Environmental friendliness’, ‘Quality of Life’ and ‘Tolerance’ all surge in importance in this year’s index as the new measures of a great nation. Surprisingly, the US has slipped five spots to 12 and the UK has fallen seven places to 19. Both nations are now broadly perceived as being less inviting to tourists, visitors, students and investors who question some of the policies now informing (and ultimately shaping) the value systems in these nations. 

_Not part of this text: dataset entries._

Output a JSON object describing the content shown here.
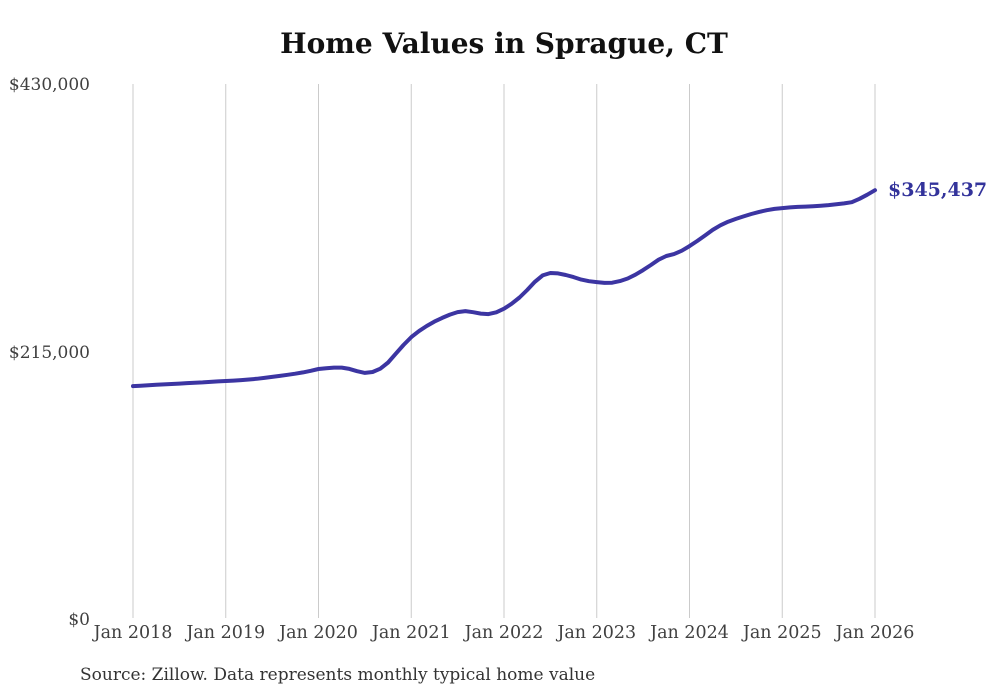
{
  "chart_data": {
    "type": "line",
    "title": "Home Values in Sprague, CT",
    "source": "Source: Zillow. Data represents monthly typical home value",
    "xlabel": "",
    "ylabel": "",
    "ylim": [
      0,
      430000
    ],
    "grid": "vertical-only",
    "legend": "none",
    "x_ticks": [
      "Jan 2018",
      "Jan 2019",
      "Jan 2020",
      "Jan 2021",
      "Jan 2022",
      "Jan 2023",
      "Jan 2024",
      "Jan 2025",
      "Jan 2026"
    ],
    "y_ticks": [
      {
        "label": "$430,000",
        "value": 430000
      },
      {
        "label": "$215,000",
        "value": 215000
      },
      {
        "label": "$0",
        "value": 0
      }
    ],
    "annotation": {
      "text": "$345,437",
      "value": 345437,
      "position": "line-end"
    },
    "colors": {
      "line": "#3c35a2",
      "annotation": "#33339b",
      "grid": "#cbcbcb",
      "title": "#111111",
      "axis_text": "#404040"
    },
    "series": [
      {
        "name": "Monthly typical home value",
        "start": "Jan 2018",
        "interval": "monthly",
        "values": [
          188000,
          188300,
          188700,
          189000,
          189400,
          189700,
          190000,
          190400,
          190700,
          191000,
          191400,
          191800,
          192100,
          192400,
          192800,
          193300,
          193900,
          194600,
          195400,
          196200,
          197100,
          198000,
          199000,
          200300,
          201700,
          202400,
          202900,
          202900,
          201800,
          200000,
          198600,
          199300,
          202000,
          207000,
          214000,
          221000,
          227400,
          232200,
          236300,
          239800,
          242800,
          245500,
          247500,
          248300,
          247400,
          246300,
          245900,
          247300,
          250200,
          254200,
          259200,
          265200,
          271800,
          277000,
          278900,
          278600,
          277300,
          275600,
          273600,
          272300,
          271600,
          270900,
          271100,
          272400,
          274500,
          277500,
          281200,
          285300,
          289600,
          292600,
          294100,
          296800,
          300500,
          304600,
          309000,
          313500,
          317200,
          320100,
          322400,
          324400,
          326300,
          328000,
          329400,
          330400,
          331100,
          331600,
          332000,
          332300,
          332600,
          333000,
          333500,
          334100,
          334800,
          335800,
          338500,
          341800,
          345437
        ]
      }
    ]
  }
}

In response, FutureBrand’s Country Index explores the concept of ‘Countrymaking’ as a way of kick-starting tourism, investment and consumer preference for a country’s goods and services. The report reveals a range of themes directly impacting country brands and highlight the need for ‘Countrymaking’ to achieve competitive advantage over other nations and trigger growth and development:

Political stability attracts tourism and investment: The top 3 countries (Japan, Norway and Switzerland) have all reaped the benefits of political stability, social democracy and staunch neutrality respectively, while countries experiencing greater political division, uncertainty and rising socio-political unrest, (UK, US, France, India, Brazil,) have all taken significant hits. The perception of political instability on tourism and investment has never been so stark. 

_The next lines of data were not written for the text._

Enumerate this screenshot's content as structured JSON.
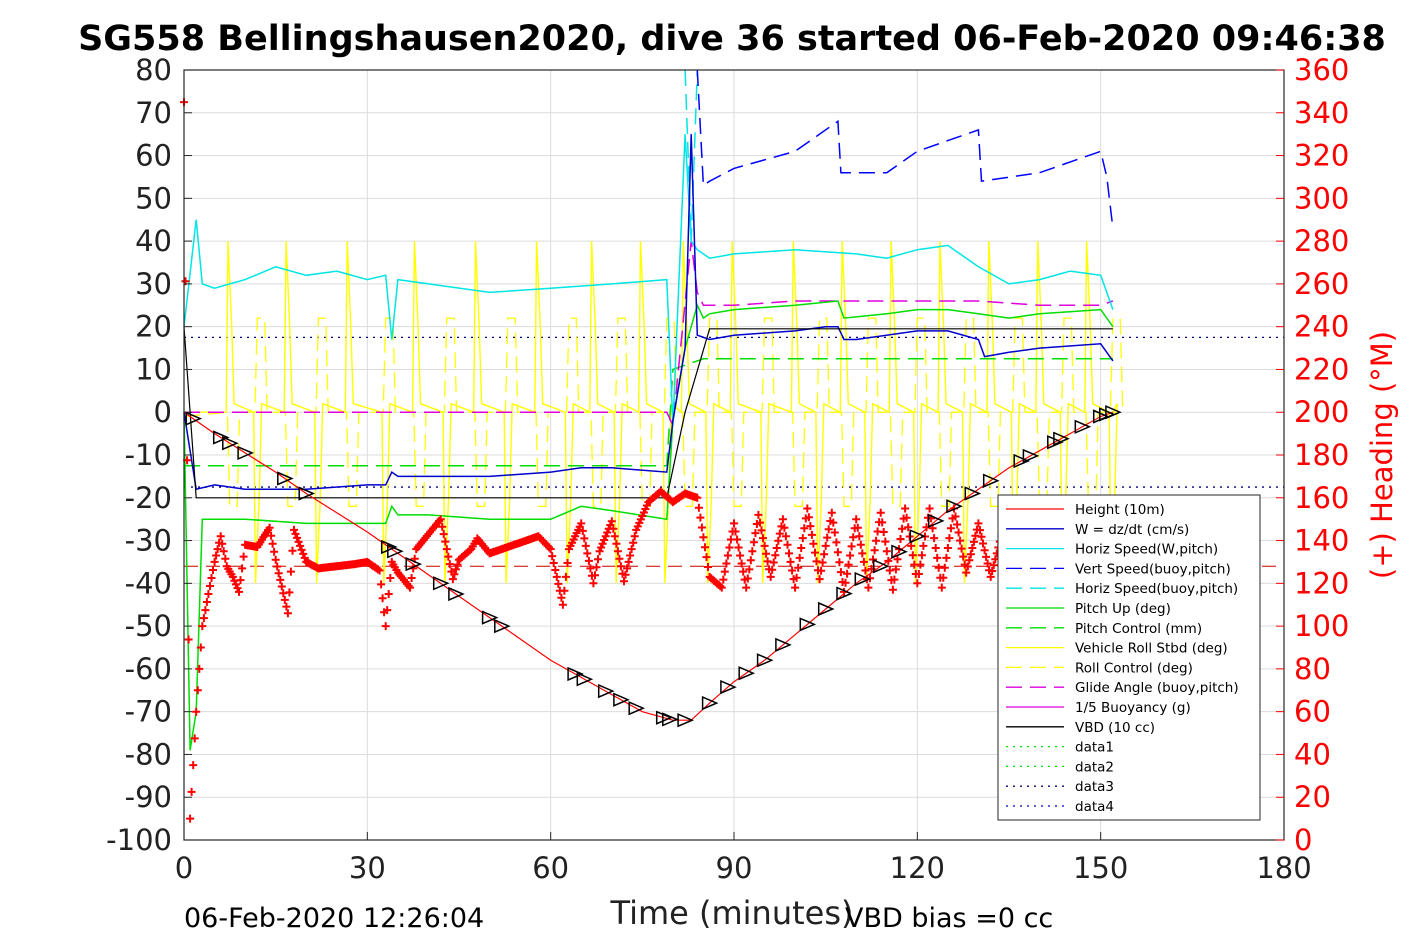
{
  "title": "SG558 Bellingshausen2020, dive 36 started 06-Feb-2020 09:46:38",
  "footer": {
    "date": "06-Feb-2020 12:26:04",
    "vbd_bias": "VBD bias =0 cc"
  },
  "chart_data": {
    "type": "line",
    "xlabel": "Time (minutes)",
    "ylabel": "",
    "y2label": "(+) Heading (°M)",
    "xlim": [
      0,
      180
    ],
    "ylim": [
      -100,
      80
    ],
    "y2lim": [
      0,
      360
    ],
    "xticks": [
      "0",
      "30",
      "60",
      "90",
      "120",
      "150",
      "180"
    ],
    "yticks": [
      "80",
      "70",
      "60",
      "50",
      "40",
      "30",
      "20",
      "10",
      "0",
      "-10",
      "-20",
      "-30",
      "-40",
      "-50",
      "-60",
      "-70",
      "-80",
      "-90",
      "-100"
    ],
    "y2ticks": [
      "360",
      "340",
      "320",
      "300",
      "280",
      "260",
      "240",
      "220",
      "200",
      "180",
      "160",
      "140",
      "120",
      "100",
      "80",
      "60",
      "40",
      "20",
      "0"
    ],
    "grid": true,
    "legend_position": "lower-right",
    "legend": [
      {
        "label": "Height (10m)",
        "color": "#ff0000",
        "style": "solid"
      },
      {
        "label": "W = dz/dt (cm/s)",
        "color": "#0000cc",
        "style": "solid"
      },
      {
        "label": "Horiz Speed(W,pitch)",
        "color": "#00e5e5",
        "style": "solid"
      },
      {
        "label": "Vert Speed(buoy,pitch)",
        "color": "#0000ff",
        "style": "dashed"
      },
      {
        "label": "Horiz Speed(buoy,pitch)",
        "color": "#00e5e5",
        "style": "dashed"
      },
      {
        "label": "Pitch Up (deg)",
        "color": "#00dd00",
        "style": "solid"
      },
      {
        "label": "Pitch Control (mm)",
        "color": "#00dd00",
        "style": "dashed"
      },
      {
        "label": "Vehicle Roll Stbd (deg)",
        "color": "#ffff00",
        "style": "solid"
      },
      {
        "label": "Roll Control (deg)",
        "color": "#ffff00",
        "style": "dashed"
      },
      {
        "label": "Glide Angle (buoy,pitch)",
        "color": "#dd00dd",
        "style": "dashed"
      },
      {
        "label": "1/5 Buoyancy (g)",
        "color": "#dd00dd",
        "style": "solid"
      },
      {
        "label": "VBD (10 cc)",
        "color": "#000000",
        "style": "solid"
      },
      {
        "label": "data1",
        "color": "#00dd00",
        "style": "dotted"
      },
      {
        "label": "data2",
        "color": "#00dd00",
        "style": "dotted"
      },
      {
        "label": "data3",
        "color": "#000080",
        "style": "dotted"
      },
      {
        "label": "data4",
        "color": "#0000cc",
        "style": "dotted"
      }
    ],
    "series": [
      {
        "name": "Height (10m)",
        "x": [
          0,
          5,
          10,
          15,
          20,
          25,
          30,
          35,
          40,
          45,
          50,
          55,
          60,
          65,
          70,
          75,
          80,
          83,
          86,
          90,
          95,
          100,
          105,
          110,
          115,
          120,
          125,
          130,
          135,
          140,
          145,
          150,
          152
        ],
        "y": [
          0,
          -5,
          -9.5,
          -14,
          -19,
          -23.5,
          -28,
          -33,
          -38,
          -43,
          -48,
          -53,
          -58,
          -62,
          -66,
          -70,
          -72,
          -72,
          -68,
          -63,
          -58,
          -52,
          -46,
          -40,
          -35,
          -29,
          -23,
          -18,
          -13,
          -9,
          -5,
          -1,
          0
        ]
      },
      {
        "name": "W = dz/dt (cm/s)",
        "x": [
          0,
          2,
          5,
          10,
          20,
          30,
          33,
          34,
          35,
          40,
          50,
          60,
          65,
          70,
          79,
          80,
          82,
          83,
          84,
          86,
          90,
          100,
          105,
          107,
          108,
          110,
          120,
          125,
          130,
          131,
          135,
          140,
          150,
          152
        ],
        "y": [
          0,
          -18,
          -17,
          -18,
          -18,
          -17,
          -17,
          -14,
          -15,
          -15,
          -15,
          -14,
          -13,
          -13,
          -14,
          -2,
          15,
          65,
          18,
          17,
          18,
          19,
          20,
          20,
          17,
          17,
          19,
          19,
          17,
          13,
          14,
          15,
          16,
          12
        ]
      },
      {
        "name": "Horiz Speed(W,pitch)",
        "x": [
          0,
          2,
          3,
          5,
          10,
          15,
          20,
          25,
          30,
          33,
          34,
          35,
          40,
          50,
          60,
          70,
          79,
          80,
          82,
          83,
          84,
          86,
          90,
          100,
          110,
          115,
          120,
          125,
          130,
          135,
          140,
          145,
          150,
          152
        ],
        "y": [
          20,
          45,
          30,
          29,
          31,
          34,
          32,
          33,
          31,
          32,
          17,
          31,
          30,
          28,
          29,
          30,
          31,
          -3,
          65,
          40,
          38,
          36,
          37,
          38,
          37,
          36,
          38,
          39,
          34,
          30,
          31,
          33,
          32,
          24
        ]
      },
      {
        "name": "Vert Speed(buoy,pitch)",
        "x": [
          84,
          85,
          86,
          90,
          100,
          107,
          107.5,
          115,
          120,
          130,
          130.5,
          140,
          150,
          151,
          152
        ],
        "y": [
          80,
          53,
          54,
          57,
          61,
          68,
          56,
          56,
          61,
          66,
          54,
          56,
          61,
          55,
          43
        ]
      },
      {
        "name": "Horiz Speed(buoy,pitch)",
        "x": [
          82,
          83,
          84
        ],
        "y": [
          80,
          40,
          80
        ]
      },
      {
        "name": "Pitch Up (deg)",
        "x": [
          0,
          1,
          2,
          3,
          5,
          10,
          20,
          30,
          33,
          34,
          35,
          40,
          50,
          60,
          65,
          70,
          79,
          80,
          82,
          83,
          84,
          85,
          86,
          90,
          100,
          107,
          108,
          115,
          120,
          125,
          130,
          135,
          140,
          150,
          152
        ],
        "y": [
          0,
          -79,
          -70,
          -25,
          -25,
          -25,
          -26,
          -26,
          -26,
          -22,
          -24,
          -24,
          -25,
          -25,
          -22,
          -23,
          -25,
          -2,
          15,
          20,
          25,
          22,
          23,
          24,
          25,
          26,
          22,
          23,
          24,
          24,
          23,
          22,
          23,
          24,
          20
        ]
      },
      {
        "name": "Pitch Control (mm)",
        "x": [
          0,
          79,
          80,
          85,
          152
        ],
        "y": [
          -12.5,
          -12.5,
          10,
          12.5,
          12.5
        ]
      },
      {
        "name": "Glide Angle (buoy,pitch)",
        "x": [
          0,
          79,
          80,
          83,
          84,
          85,
          90,
          100,
          110,
          120,
          130,
          140,
          150,
          152
        ],
        "y": [
          0,
          0,
          -3,
          40,
          28,
          25,
          25,
          26,
          26,
          26,
          26,
          25,
          25,
          26
        ]
      },
      {
        "name": "VBD (10 cc)",
        "x": [
          0,
          1,
          2,
          79,
          82,
          86,
          152
        ],
        "y": [
          20,
          0,
          -20,
          -20,
          0,
          19.5,
          19.5
        ]
      }
    ],
    "roll_events_minutes": [
      7.5,
      12,
      17,
      22,
      27,
      33,
      38,
      43,
      48,
      53,
      58,
      63,
      67,
      71,
      75,
      79,
      82,
      86,
      90,
      95,
      100,
      104,
      108,
      112,
      116,
      120,
      124,
      128,
      132,
      136,
      140,
      144,
      148,
      152
    ],
    "heading_profile": {
      "x": [
        0,
        1,
        2,
        3,
        5,
        6,
        7,
        8,
        9,
        10,
        12,
        14,
        15,
        17,
        18,
        20,
        22,
        25,
        28,
        30,
        32,
        33,
        34,
        35,
        37,
        38,
        40,
        42,
        44,
        45,
        47,
        48,
        50,
        52,
        55,
        58,
        60,
        62,
        63,
        65,
        67,
        68,
        70,
        72,
        74,
        76,
        78,
        80,
        82,
        84,
        86,
        88,
        90,
        92,
        94,
        96,
        98,
        100,
        102,
        104,
        106,
        108,
        110,
        112,
        114,
        116,
        118,
        120,
        122,
        124,
        126,
        128,
        130,
        132,
        134,
        136,
        138,
        140,
        142,
        144,
        146,
        148,
        150,
        152
      ],
      "y": [
        345,
        10,
        60,
        100,
        130,
        142,
        128,
        123,
        116,
        138,
        137,
        146,
        131,
        106,
        145,
        130,
        127,
        128,
        129,
        130,
        126,
        100,
        130,
        125,
        118,
        136,
        143,
        150,
        122,
        131,
        136,
        141,
        134,
        136,
        139,
        142,
        136,
        110,
        136,
        148,
        120,
        135,
        149,
        121,
        145,
        158,
        163,
        158,
        162,
        160,
        123,
        118,
        148,
        118,
        152,
        123,
        150,
        118,
        155,
        122,
        153,
        116,
        150,
        118,
        153,
        117,
        155,
        120,
        155,
        118,
        155,
        125,
        148,
        123,
        145,
        127,
        143,
        130,
        145,
        130,
        140,
        131,
        135,
        128
      ]
    },
    "reference_lines": {
      "red_dashed_heading": 128,
      "navy_dotted_upper": 17.5,
      "navy_dotted_lower": -17.5
    }
  }
}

The new pursuit: Living richly, not just living a rich life: Quality of Life is an increasingly critical factor in the personal calculus of a country. The Quality of Life dimension averaged highest of all among the top 10 countries, and lowest in the bottom 10 countries. GDP is no longer the defining measure of a powerful country. 

Businesses are more likely to invest in tolerant countries: FutureBrand’s 2014 study highlighted Extremism and Migration as dominant themes informing the future of country brands. Now, five years on, perceptions of ‘tolerance’ increased across all top 10 countries from 2014 and it’s become one of the most important factors in shaping what countries people want to visit, call home and ultimately do business with.

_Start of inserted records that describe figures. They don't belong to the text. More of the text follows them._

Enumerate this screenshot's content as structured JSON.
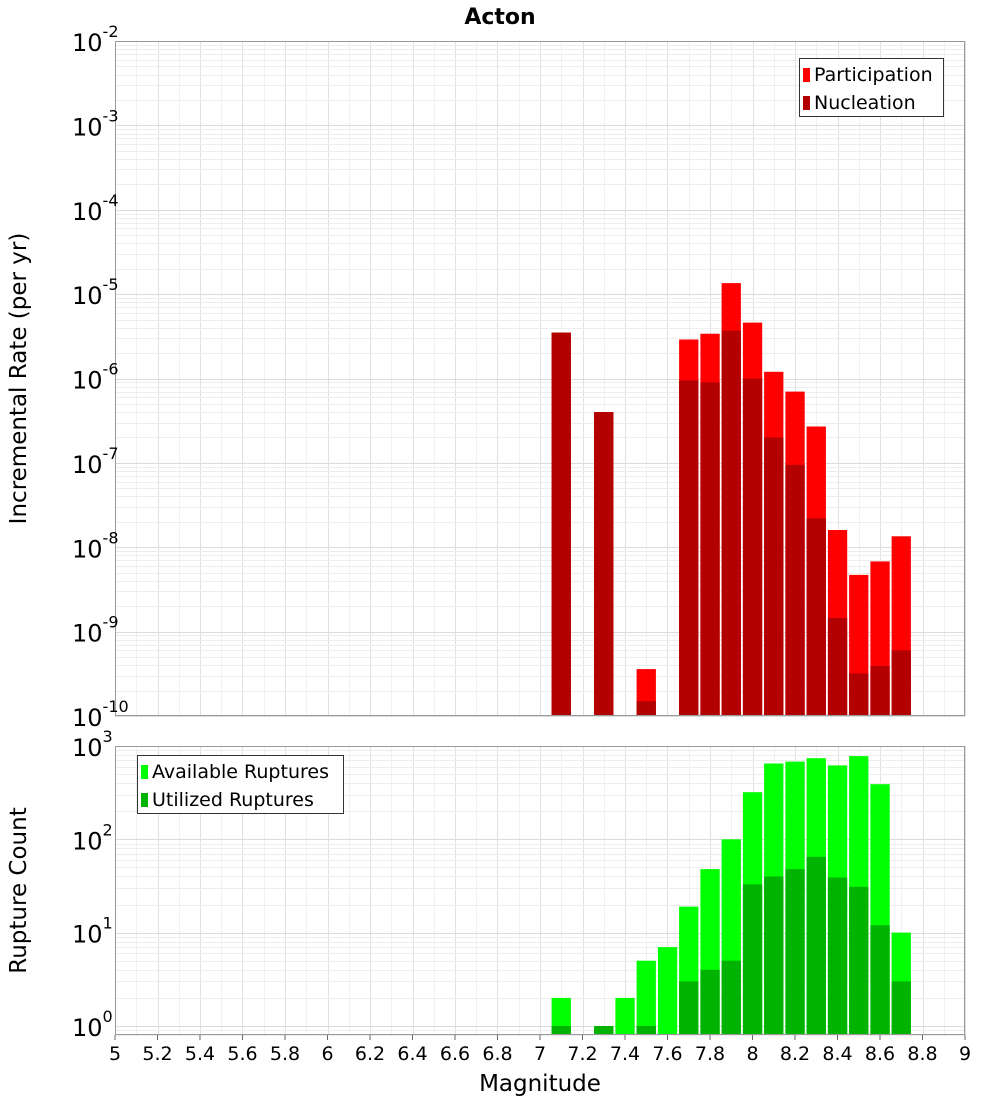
{
  "chart_data": [
    {
      "type": "bar",
      "title": "Acton",
      "xlabel": "Magnitude",
      "ylabel": "Incremental Rate (per yr)",
      "yscale": "log",
      "ylim": [
        1e-10,
        0.01
      ],
      "xlim": [
        5,
        9
      ],
      "grid": true,
      "legend_position": "top-right",
      "yticks": [
        {
          "base": "10",
          "exp": "-2",
          "value": 0.01
        },
        {
          "base": "10",
          "exp": "-3",
          "value": 0.001
        },
        {
          "base": "10",
          "exp": "-4",
          "value": 0.0001
        },
        {
          "base": "10",
          "exp": "-5",
          "value": 1e-05
        },
        {
          "base": "10",
          "exp": "-6",
          "value": 1e-06
        },
        {
          "base": "10",
          "exp": "-7",
          "value": 1e-07
        },
        {
          "base": "10",
          "exp": "-8",
          "value": 1e-08
        },
        {
          "base": "10",
          "exp": "-9",
          "value": 1e-09
        },
        {
          "base": "10",
          "exp": "-10",
          "value": 1e-10
        }
      ],
      "x": [
        7.1,
        7.3,
        7.5,
        7.7,
        7.8,
        7.9,
        8.0,
        8.1,
        8.2,
        8.3,
        8.4,
        8.5,
        8.6,
        8.7
      ],
      "series": [
        {
          "name": "Participation",
          "color": "#ff0000",
          "values": [
            3.5e-06,
            4e-07,
            3.6e-10,
            2.9e-06,
            3.4e-06,
            1.35e-05,
            4.6e-06,
            1.2e-06,
            7e-07,
            2.7e-07,
            1.6e-08,
            4.7e-09,
            6.8e-09,
            1.35e-08
          ]
        },
        {
          "name": "Nucleation",
          "color": "#b30000",
          "values": [
            3.5e-06,
            4e-07,
            1.5e-10,
            9.5e-07,
            9e-07,
            3.7e-06,
            1e-06,
            2e-07,
            9.5e-08,
            2.2e-08,
            1.45e-09,
            3.2e-10,
            3.9e-10,
            6e-10
          ]
        }
      ]
    },
    {
      "type": "bar",
      "xlabel": "Magnitude",
      "ylabel": "Rupture Count",
      "yscale": "log",
      "ylim": [
        0.8,
        1000
      ],
      "xlim": [
        5,
        9
      ],
      "grid": true,
      "legend_position": "top-left",
      "yticks": [
        {
          "base": "10",
          "exp": "3",
          "value": 1000
        },
        {
          "base": "10",
          "exp": "2",
          "value": 100
        },
        {
          "base": "10",
          "exp": "1",
          "value": 10
        },
        {
          "base": "10",
          "exp": "0",
          "value": 1
        }
      ],
      "xticks": [
        "5",
        "5.2",
        "5.4",
        "5.6",
        "5.8",
        "6",
        "6.2",
        "6.4",
        "6.6",
        "6.8",
        "7",
        "7.2",
        "7.4",
        "7.6",
        "7.8",
        "8",
        "8.2",
        "8.4",
        "8.6",
        "8.8",
        "9"
      ],
      "x": [
        7.1,
        7.3,
        7.4,
        7.5,
        7.6,
        7.7,
        7.8,
        7.9,
        8.0,
        8.1,
        8.2,
        8.3,
        8.4,
        8.5,
        8.6,
        8.7
      ],
      "series": [
        {
          "name": "Available Ruptures",
          "color": "#00ff00",
          "values": [
            2,
            1,
            2,
            5,
            7,
            19,
            48,
            100,
            320,
            650,
            680,
            740,
            620,
            780,
            390,
            10
          ]
        },
        {
          "name": "Utilized Ruptures",
          "color": "#00b300",
          "values": [
            1,
            1,
            0,
            1,
            0,
            3,
            4,
            5,
            33,
            40,
            48,
            65,
            39,
            31,
            12,
            3
          ]
        }
      ]
    }
  ]
}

The new BRICS: Slovakia, Peru, Hungary, Turkey and Romania all rose between 12-24 places each and are the upcoming nations to watch. Measurements of Quality of Life, Environmental friendliness and the appeal of products ‘Made-in’ these nations all rose for these countries. 

Environmental awareness = better quality of life: Perceptions of a country’s “Environmental friendliness” correlate highly with perceptions of “Health and education,” “Standard of living” and “Advanced technology”. Looking at the top-four risers of “Environmental friendliness” (Japan, Finland, Norway, and Nigeria) each either shows significant improvement or trends upward on each of these perceptions. Meanwhile, the US’s lack of commitment to environmental concerns have contributed to its fall in the rankings. 

Jon Tipple, Chief Strategy Office Worldwide, FutureBrand comments:

 “In the five years since our last report we have seen the UK drop 7 places making it one of the biggest fallers in terms of global perception. Despite still being in the top 20, by a whisker, falling out of the top 15 ranking should cause concern for Brand Britain. Our research indicates that polarised politics could be to blame. However, where politics may fail us, brands and businesses have an opportunity to shape the value system taking ‘countrymaking’ into their own hands ensuring investment and tourism flourish in the future.”